+ Miedo – Vida

Posted by on Sep 2, 2020 in blog | 0 comments

+ Miedo – Vida

Son varias veces las que en este blog trato el tema del miedo desde diferentes perspectivas.

Hace tiempo escuché que el miedo comparte espacio con la vida. El miedo tiende a expandirse, ocupar más y más armarios, cajoneras, deja sus cosas tiradas, por todos los sitios hasta que la vida se queda relegada en un rincón.

Podría empezar partiendo de la tan manida frase de la zona de confort, ese estado en el que todo lo que nos rodea parece estar bajo control y resulta bien cómodo. Tan cómodo, que ante la elección de un cambio, de algo nuevo, preferimos evitarlo quedándonos en ese sitio que tan bien conocemos y que tanta seguridad parece que nos proporciona.

La zona de confort aunque pueda parecer segura podría ser el inicio a un peligro de tal magnitud, que ni tan si quiera nos imaginamos. ¿ Cómo puede ser eso ? ¡ Pero si se llama zona de confort ! ¿ Qué peligros podría entrañar ?

La zona de confort ha de serlo puntualmente, para momentos de inseguridad, pero si continuamente elegimos quedarnos ahí, estaremos dejando de enfrentar cambios y esa falta de práctica en gestionar el cambio, revisar nuestras creencias, establecer objetivos, vencer miedos puede volverse una costumbre y generar un hábito, incluso convertirse en un rasgo de nuestro carácter.

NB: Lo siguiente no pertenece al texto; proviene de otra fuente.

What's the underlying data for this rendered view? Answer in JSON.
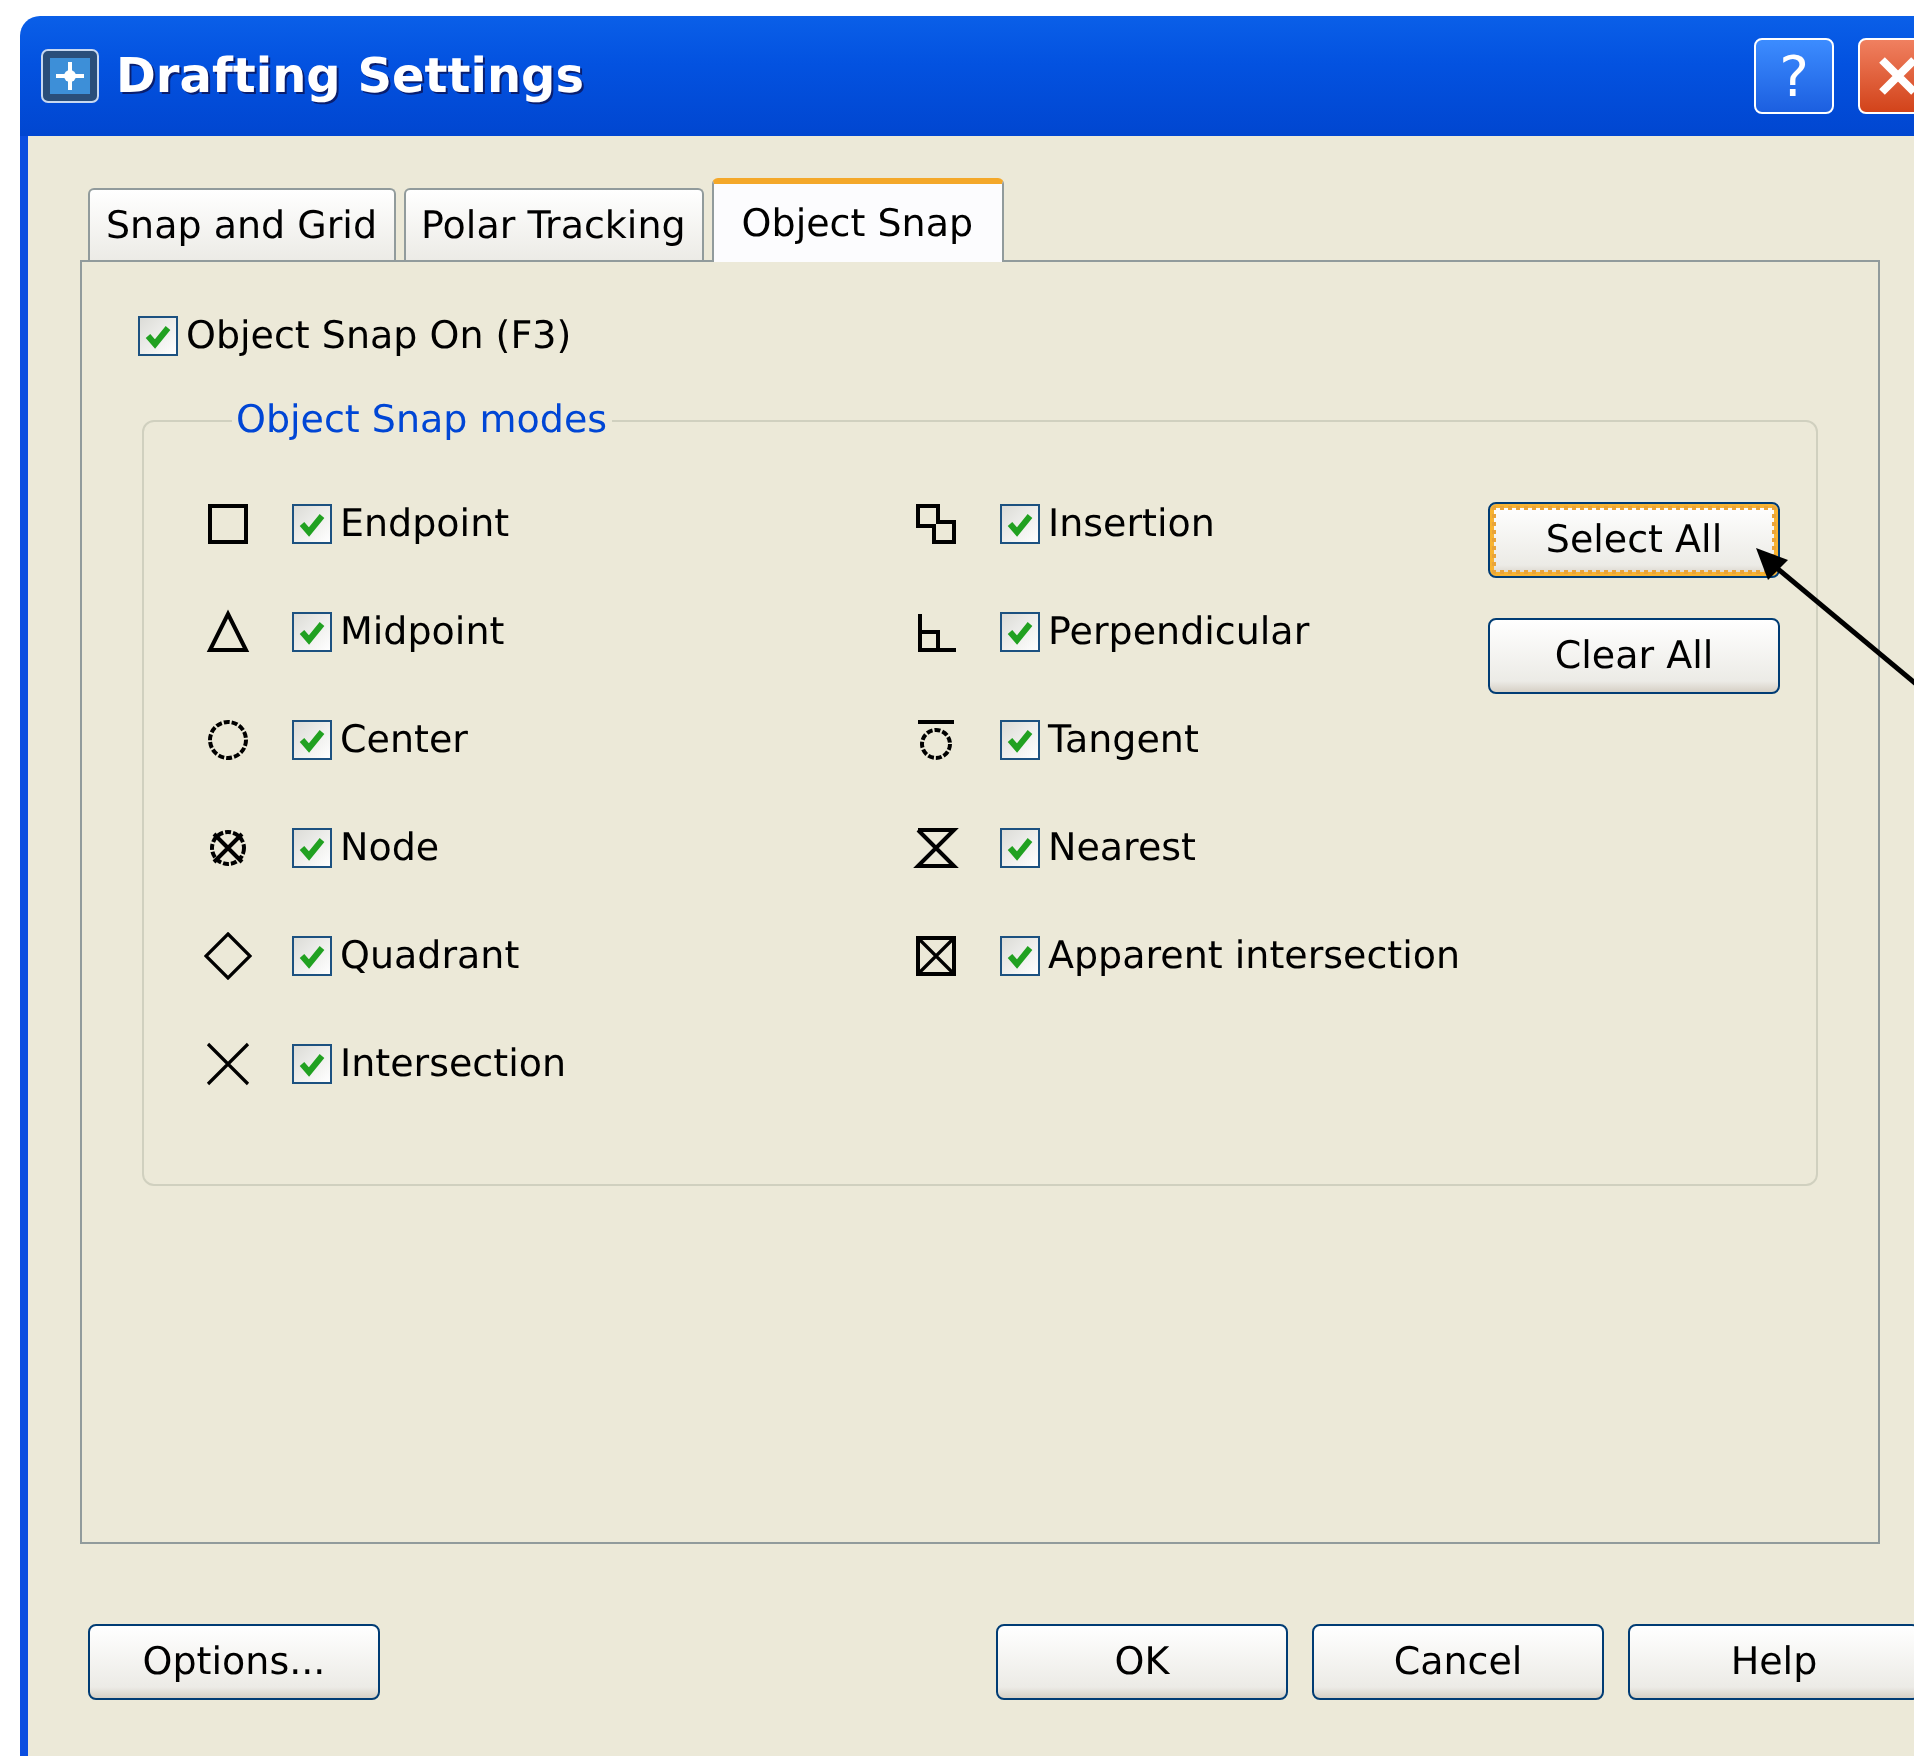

El hábito de protegerse, si resulta permanente quizá se convierta en el habito de esconderse. En poco tiempo esa zona de confort puede resultar demasiado amplia, algo insegura y quizá elijamos echarnos un poco hacia atrás para evitar molestias.

Cuando el hábito de la protección se convierte en hábito de esconderte, de dar pasos atrás, se deja más espacio para miedos, para posibles amenazas para incomodidades y la falta de costumbre de enfrentarlos puede dejarte encogido en la última esquina de la parte de detrás de tu maravillosa zona de confort.

Poco a poco nuestro cuerpo y sobre todo nuestra mente se entumece. En nuestro rincón nos sentimos doloridos, inseguros, molestos hasta un punto en que todo aquello que nos llega del exterior resulta una molestia.

Afrontar con firmeza aquello que nos viene, utilizando nuestros recursos y gestionando nuestras emociones también crea hábito.

Todos los caminos tienen dos sentidos, un círculo vicioso puede convertirse en un círculo virtuoso.

Solo es necesario confiar, confiar en nuestras capacidades, en nuestros recursos, en nuestro saber hacer, en nuestras amistades, en nuestros familiares. Quizá el primer paso para salir de ese rincón sea el más importante. Toma las manos que se te ofrezcan, agárrate a aquello que te saque de ahí y verás que todo está bien. Que nada pasa por haber avanzado. Que la brisa ha dejado de ser fría y es agradable, te mueve el pelo y te hace cosquillas en los labios. Y que si la brisa es intensa, puedes ponerte una chaqueta y seguir sintiendo como te revuelve el pelo. Sonríes y quizá soples con todas tus fuerzas al viento que te da en la cara y os hagáis amigos.

Confía y déjate llevar un paso más hacia adelante, comprobarás que desde ahí se ve mejor, que hay un montón de cosas que que orbitan en torno a otras, a su aire, despreocupadas. Las seguirás con la mirada, divertido, te acercarás para ver cómo brillan, cómo se mueven y te sentirás seguro aunque haya cosas que escapen a tu control. Que haya cosas que escapen a tu control para nada significa que sean peligrosas solo que su esencia o presencia dependen de algo ajeno a ti. ¿ Y qué ?

Navega, sigue navegando, si cambia el viento, cambia las velas, si hace demasiado viento, exponlas menos, si hay calma, descansa y mira los destellos que el sol hace en la superficie del mar… Pero navega, y como leí una vez, mirar hacia el mar es navegar un poco.

Confía, da un paso hacia adelante y disfruta.